Two warrior statues guard the entrance to Kiyomizu-dera. Known as Deva Kings, the one on the right is called “a” and has its mouth open.  The one on the left is called “um” and has its mouth closed. Since “a” and “um” are the sounds of the first and last letters of the Sanskrit alphabet, the Deva Kings represent the total spectrum of Buddha’s teachings.

Another historic monument on the World Heritage List is Nijo Castle, built in 1603. The walled complex is surrounded by an outer moat, with a guardhouse at the entrance.

Inside is the Ninomaru Palace and an inner moat to contain the major defensive positions. After removing our shoes, we walked through the seven connected buildings of the Ninomaru Palace. Its nightingale floors, designed as an alarm system, squeak when someone walks on them. Ceramic clamps under the wooden floorboards rub against nails and create a birdlike sound.
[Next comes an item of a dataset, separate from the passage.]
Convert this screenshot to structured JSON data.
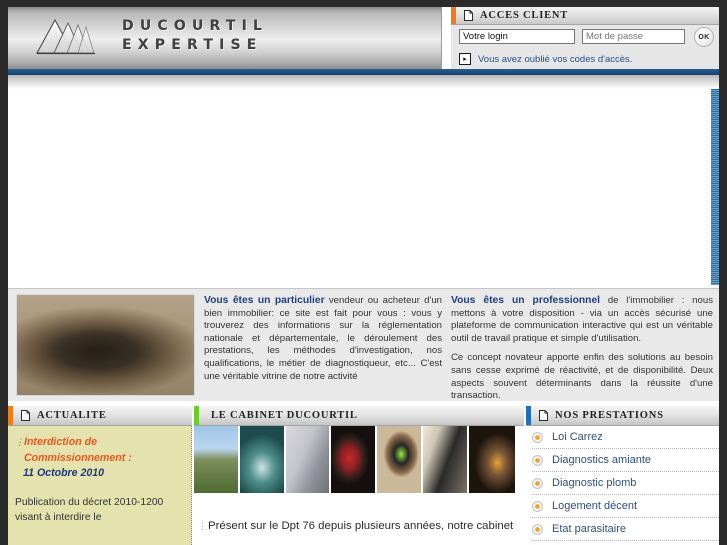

I moved away from the crowd in an attempt to hear the musical chirping sound as I walked across the worn wooden boards.

One of our stops in Kyoto was the Temple of the Golden Pavilion, part of a villa built by a Shogun in 1397. The setting sun flashed against the glittery gold-leaf surface of the pavilion as we came around a corner and saw it on the far side of a pond.
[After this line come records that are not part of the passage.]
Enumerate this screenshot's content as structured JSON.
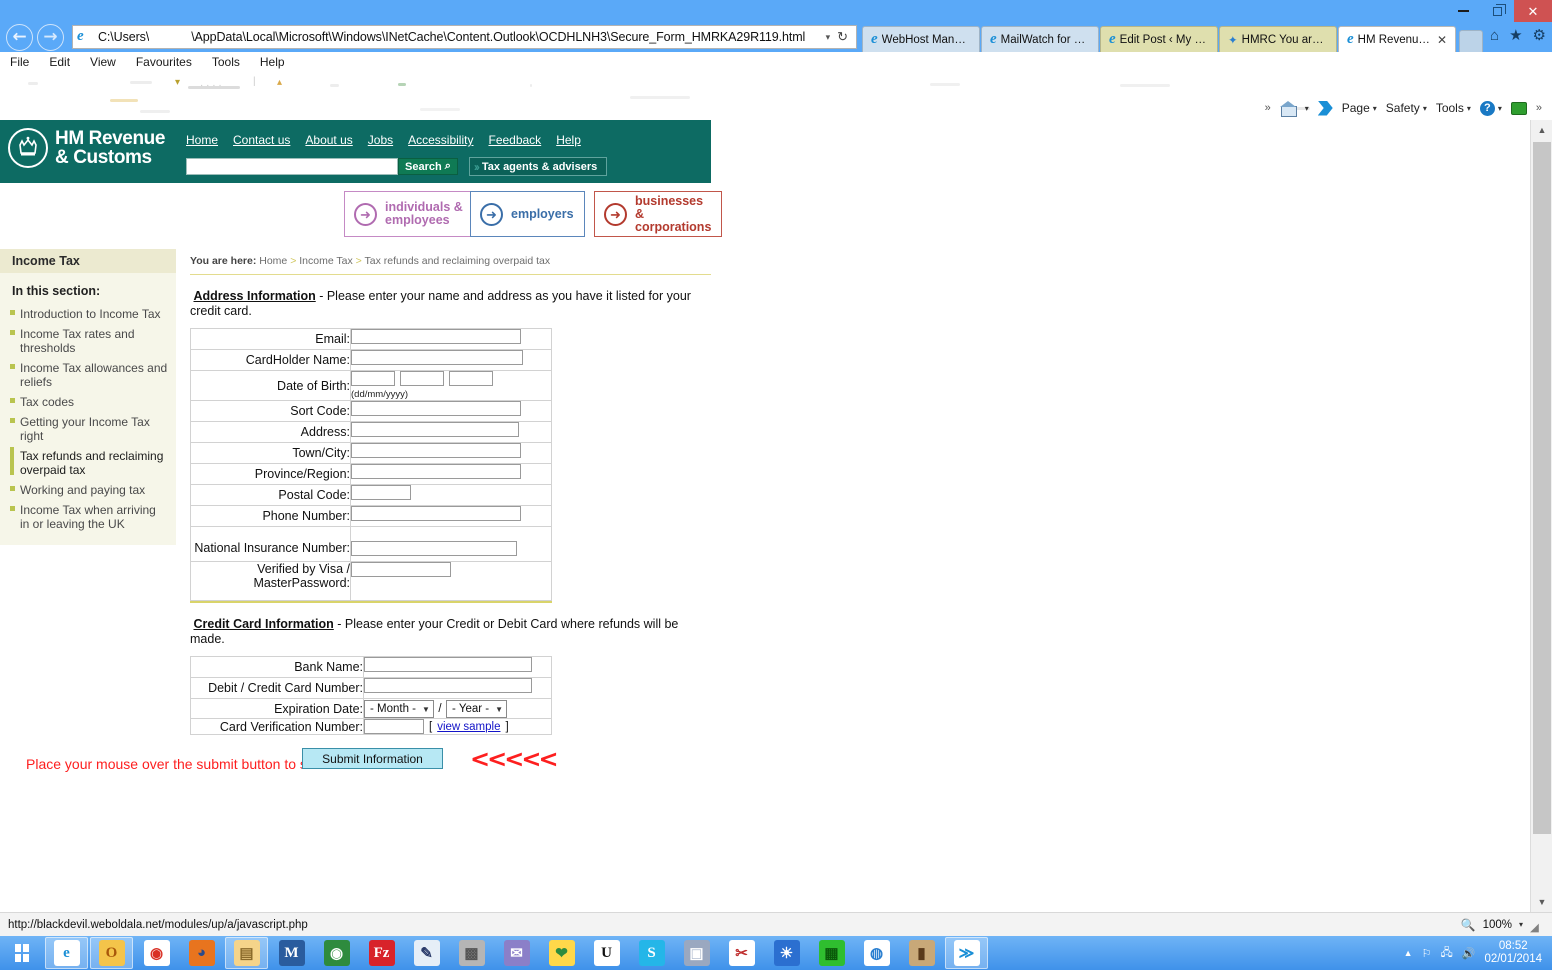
{
  "window": {
    "minimize": "–",
    "maximize": "❐",
    "close": "✕"
  },
  "browser": {
    "back_icon": "←",
    "forward_icon": "→",
    "address_prefix": "C:\\Users\\",
    "address_suffix": "\\AppData\\Local\\Microsoft\\Windows\\INetCache\\Content.Outlook\\OCDHLNH3\\Secure_Form_HMRKA29R119.html",
    "address_dropdown": "▾",
    "refresh_icon": "↻",
    "tabs": [
      {
        "label": "WebHost Manag...",
        "active": false
      },
      {
        "label": "MailWatch for M...",
        "active": false
      },
      {
        "label": "Edit Post ‹ My O...",
        "active": false
      },
      {
        "label": "HMRC You are el...",
        "active": false
      },
      {
        "label": "HM Revenue ...",
        "active": true,
        "close": "✕"
      }
    ],
    "toolbar_icons": [
      "home-icon",
      "star-icon",
      "gear-icon"
    ],
    "menus": [
      "File",
      "Edit",
      "View",
      "Favourites",
      "Tools",
      "Help"
    ],
    "command_bar": {
      "overflow_left": "»",
      "home_caret": "▾",
      "page": "Page",
      "safety": "Safety",
      "tools": "Tools",
      "help_caret": "▾",
      "caret": "▾",
      "overflow_right": "»"
    }
  },
  "hmrc": {
    "logo_line1": "HM Revenue",
    "logo_line2": "& Customs",
    "nav": [
      "Home",
      "Contact us",
      "About us",
      "Jobs",
      "Accessibility",
      "Feedback",
      "Help"
    ],
    "search": {
      "value": "",
      "button_label": "Search",
      "magnifier": "⌕"
    },
    "agents_button": "Tax agents & advisers",
    "agents_arrows": "››",
    "categories": [
      {
        "label_line1": "individuals &",
        "label_line2": "employees",
        "color": "#b06bb0",
        "arrow": "➜"
      },
      {
        "label_line1": "employers",
        "label_line2": "",
        "color": "#3a6ea8",
        "arrow": "➜"
      },
      {
        "label_line1": "businesses &",
        "label_line2": "corporations",
        "color": "#b33a2e",
        "arrow": "➜"
      }
    ]
  },
  "sidebar": {
    "title": "Income Tax",
    "subtitle": "In this section:",
    "items": [
      {
        "label": "Introduction to Income Tax",
        "current": false
      },
      {
        "label": "Income Tax rates and thresholds",
        "current": false
      },
      {
        "label": "Income Tax allowances and reliefs",
        "current": false
      },
      {
        "label": "Tax codes",
        "current": false
      },
      {
        "label": "Getting your Income Tax right",
        "current": false
      },
      {
        "label": "Tax refunds and reclaiming overpaid tax",
        "current": true
      },
      {
        "label": "Working and paying tax",
        "current": false
      },
      {
        "label": "Income Tax when arriving in or leaving the UK",
        "current": false
      }
    ]
  },
  "breadcrumb": {
    "prefix": "You are here:",
    "items": [
      "Home",
      "Income Tax",
      "Tax refunds and reclaiming overpaid tax"
    ],
    "separator": ">"
  },
  "address_section": {
    "heading": "Address Information",
    "description": " - Please enter your name and address as you have it listed for your credit card.",
    "fields": [
      {
        "label": "Email:",
        "value": "",
        "type": "text",
        "width": "w-170"
      },
      {
        "label": "CardHolder Name:",
        "value": "",
        "type": "text",
        "width": "w-172"
      },
      {
        "label": "Date of Birth:",
        "value": "",
        "type": "dob",
        "hint": "(dd/mm/yyyy)"
      },
      {
        "label": "Sort Code:",
        "value": "",
        "type": "text",
        "width": "w-170"
      },
      {
        "label": "Address:",
        "value": "",
        "type": "text",
        "width": "w-168"
      },
      {
        "label": "Town/City:",
        "value": "",
        "type": "text",
        "width": "w-170"
      },
      {
        "label": "Province/Region:",
        "value": "",
        "type": "text",
        "width": "w-170"
      },
      {
        "label": "Postal Code:",
        "value": "",
        "type": "text",
        "width": "w-60"
      },
      {
        "label": "Phone Number:",
        "value": "",
        "type": "text",
        "width": "w-170"
      },
      {
        "label": "National Insurance Number:",
        "value": "",
        "type": "text",
        "width": "w-166"
      },
      {
        "label": "Verified by Visa / MasterPassword:",
        "value": "",
        "type": "text",
        "width": "w-100"
      }
    ]
  },
  "card_section": {
    "heading": "Credit Card Information",
    "description": " - Please enter your Credit or Debit Card where refunds will be made.",
    "fields": [
      {
        "label": "Bank Name:",
        "value": "",
        "type": "text"
      },
      {
        "label": "Debit / Credit Card Number:",
        "value": "",
        "type": "text"
      },
      {
        "label": "Expiration Date:",
        "type": "expiry",
        "month": "- Month -",
        "year": "- Year -",
        "sep": "/"
      },
      {
        "label": "Card Verification Number:",
        "type": "cvv",
        "value": "",
        "bracket_open": "[",
        "link": "view sample",
        "bracket_close": "]"
      }
    ]
  },
  "submit": {
    "warning": "Place your mouse over the submit button to see the fake site",
    "button_label": "Submit Information",
    "arrows": "<<<<<"
  },
  "statusbar": {
    "url": "http://blackdevil.weboldala.net/modules/up/a/javascript.php",
    "zoom": "100%",
    "zoom_caret": "▾"
  },
  "taskbar": {
    "apps": [
      {
        "name": "internet-explorer",
        "glyph": "e",
        "bg": "#ffffff",
        "fg": "#1a8fd6",
        "active": true
      },
      {
        "name": "outlook",
        "glyph": "O",
        "bg": "#f4c44a",
        "fg": "#a8560a",
        "active": true
      },
      {
        "name": "chrome",
        "glyph": "◉",
        "bg": "#ffffff",
        "fg": "#d93025",
        "active": false
      },
      {
        "name": "firefox",
        "glyph": "◕",
        "bg": "#e8741e",
        "fg": "#2a4a8a",
        "active": false
      },
      {
        "name": "file-explorer",
        "glyph": "▤",
        "bg": "#f5d48a",
        "fg": "#8a6a2a",
        "active": true
      },
      {
        "name": "mailwatch",
        "glyph": "M",
        "bg": "#2a5c9e",
        "fg": "#ffffff",
        "active": false
      },
      {
        "name": "windows-media",
        "glyph": "◉",
        "bg": "#2e8b3e",
        "fg": "#ffffff",
        "active": false
      },
      {
        "name": "filezilla",
        "glyph": "Fz",
        "bg": "#d8232a",
        "fg": "#ffffff",
        "active": false
      },
      {
        "name": "notepad",
        "glyph": "✎",
        "bg": "#e6eef7",
        "fg": "#2a3a6a",
        "active": false
      },
      {
        "name": "firewall",
        "glyph": "▩",
        "bg": "#b5b5b5",
        "fg": "#555555",
        "active": false
      },
      {
        "name": "outlook-express",
        "glyph": "✉",
        "bg": "#8b7fc8",
        "fg": "#ffffff",
        "active": false
      },
      {
        "name": "paint",
        "glyph": "❤",
        "bg": "#ffd84a",
        "fg": "#2e8b3e",
        "active": false
      },
      {
        "name": "truecrypt",
        "glyph": "U",
        "bg": "#ffffff",
        "fg": "#111111",
        "active": false
      },
      {
        "name": "skype",
        "glyph": "S",
        "bg": "#24b6e8",
        "fg": "#ffffff",
        "active": false
      },
      {
        "name": "scanner",
        "glyph": "▣",
        "bg": "#9aa8c0",
        "fg": "#ffffff",
        "active": false
      },
      {
        "name": "snipping-tool",
        "glyph": "✂",
        "bg": "#ffffff",
        "fg": "#c03030",
        "active": false
      },
      {
        "name": "brightness",
        "glyph": "☀",
        "bg": "#2b6fd0",
        "fg": "#ffffff",
        "active": false
      },
      {
        "name": "green-app",
        "glyph": "▦",
        "bg": "#2fbe2f",
        "fg": "#0a5a0a",
        "active": false
      },
      {
        "name": "malwarebytes",
        "glyph": "◍",
        "bg": "#ffffff",
        "fg": "#2a7fd0",
        "active": false
      },
      {
        "name": "book-app",
        "glyph": "▮",
        "bg": "#c8a878",
        "fg": "#5a3a1a",
        "active": false
      },
      {
        "name": "feed-app",
        "glyph": "≫",
        "bg": "#ffffff",
        "fg": "#1a8fd6",
        "active": true
      }
    ],
    "tray_icons": [
      "show-hidden-icons",
      "flag-icon",
      "network-icon",
      "volume-icon"
    ],
    "time": "08:52",
    "date": "02/01/2014"
  }
}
Actually, we saw it twice, because of its reflection in the water. Multi-colored autumn leaves on the surrounding hillsides added to the beauty.

This was an exact reproduction of the original pavilion, destroyed by arson in 1950. Our tour guide said one of the temple’s acolytes, ugly in appearance, had envied the attention showered on the beautiful pavilion.  He thought he would attract attention to himself by burning it down and committing suicide.

He didn’t go through with the suicide, only the arson, which definitely did bring him attention. Our tour guide didn’t know what punishment was administered.

Between Kyoto and Nara is the Byodo-In Temple, built in 1052. Its main hall was designed to represent the Phoenix, a mythological bird of Chinese origin, in the act of descending to earth. As I walked around the outside of this huge, beautifully carved Phoenix Hall, I could see the shape of a bird.

The central hall represented the body.  Covered walkways reached out to the sides like wings.  A rear corridor formed the tail, under which the Uji River ran until being rerouted. In days of old, people could stand in the “tail” and fish from the river.

Of the many impressive architectural structures I saw that weekend, this was one of the most spectacular.